Development of a novel bivalent vaccine candidate against hepatitis A virus and rotavirus using reverse vaccinology and immunoinformatics

Abstract

The hepatitis A virus (HAV) and rotavirus are mainly transmitted through fecal-oral and person-to-person contact, and cause severe gastrointestinal complications and liver disease. This work used reverse vaccinology and immunoinformatic methods to create a novel bivalent vaccine against rotavirus and HAV. The amino acid sequences of HAV-rotavirus proteins (VP1 and VP8∗) were retrieved from the GenBank database.
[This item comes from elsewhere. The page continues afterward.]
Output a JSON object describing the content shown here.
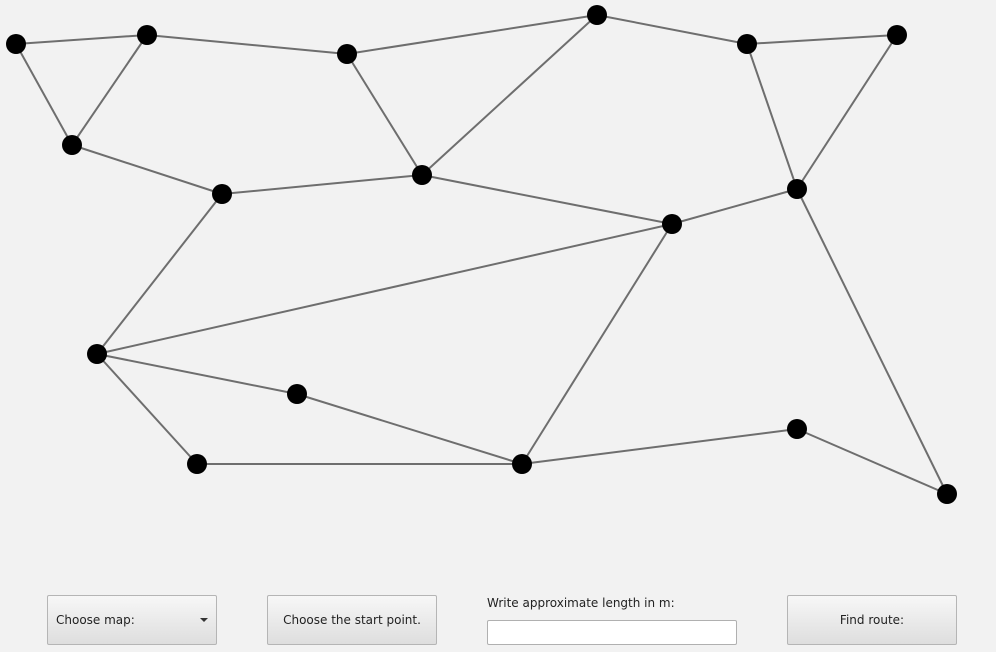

Various computational approaches were employed to predict highly conserved regions and the most immunogenic B-cell and T-cell epitopes of VP8 and VP1 of rotavirus and HAV proteins in both humans and BALB/c. Moreover, the predicted fusion protein was analyzed regarding primary and secondary structures and homology validation. In this study, we used two highly conserved peptide sequences of VP8 and VP1 of rotavirus and HAV that induce T and B cell immunogenicity. According to T-cell epitope prediction, this area comprises 2713 antigenic peptides for HLA class II and 30 HLA class I antigenic peptides, both of which are virtually entirely conserved in the Iranian population. In this study, validation as well as analysis of the secondary and three-dimensional structure of the VP8∗-rotavirus + AAY + HAV-VP1 fusion protein, with the aim of designing a multi-epitope vaccine with different receptors. TLR 3, 4 high immunogenic binding ability with immunological properties and interaction between multi-epitope target and TLR were predicted, and it is expected that the target fusion protein has stable antigenic potency and compatible half-life. The above is suggested as a universal vaccination program.